Canada’s corporate leaders bought in with financial support. Galen Weston, Jim Pattison and Paul Desmarais were early supporters. The business community volunteered its time as mentors and advisers. In these youth many saw themselves. And they were sold on the long-term goal — nurturing a group of high achievers who might move the needle on prosperity.
Satchu himself has founded four successful businesses, including StorageNow, a self-storage company, and Alignvest Capital Management.
He wants to imprint The Next 36 with his vision of entrepreneurship.
“It’s the ability to say — what do I want to achieve, figuring out what the opportunity is and making it happen without thinking about what I have in my pocket today. Or how much experience do I have? If you had to calculate that, no one would ever do anything because the answer would be, not enough.
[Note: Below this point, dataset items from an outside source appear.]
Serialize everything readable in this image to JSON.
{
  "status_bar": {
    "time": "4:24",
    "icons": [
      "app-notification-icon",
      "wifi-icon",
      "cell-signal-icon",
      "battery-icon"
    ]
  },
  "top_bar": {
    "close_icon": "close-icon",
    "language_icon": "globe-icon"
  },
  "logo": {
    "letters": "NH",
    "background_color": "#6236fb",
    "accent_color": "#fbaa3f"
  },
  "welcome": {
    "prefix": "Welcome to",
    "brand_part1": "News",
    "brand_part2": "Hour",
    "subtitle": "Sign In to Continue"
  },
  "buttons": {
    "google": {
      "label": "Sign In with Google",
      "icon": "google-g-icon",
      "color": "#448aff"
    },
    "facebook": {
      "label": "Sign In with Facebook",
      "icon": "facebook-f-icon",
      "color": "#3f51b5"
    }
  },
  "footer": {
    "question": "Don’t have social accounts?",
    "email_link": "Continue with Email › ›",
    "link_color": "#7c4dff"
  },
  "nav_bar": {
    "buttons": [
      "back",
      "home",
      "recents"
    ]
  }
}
The hallmark of entrepreneurship is not letting that stop you.”
Over the summer, while living in their self-paid lodgings at Innis College, the nine teams beaver away, creating their own businesses.
Among the promising startups this year: StrokeLink, an app aimed at helping stroke victims gain their independence by allowing therapists to remotely communicate with their patients. PenyoPal is creating a set of interactive games that help children learn Mandarin. Kira fuses video-based interview technology with social media to help managers in the hiring process. The Next 36 are encouraged to think big.
In the short term, Satchu will be happy if a couple of the startups become commercially viable. In the long term the program will be a success if alumni build “organizations of national and global significance,” and if they trace that back to “the confidence, the experience and the relationships” they developed early at The Next 36.
There are strings attached to this privileged opportunity: the weight of expectation. Much is given to The Next 36. But as Satchu often reminds them, much is expected.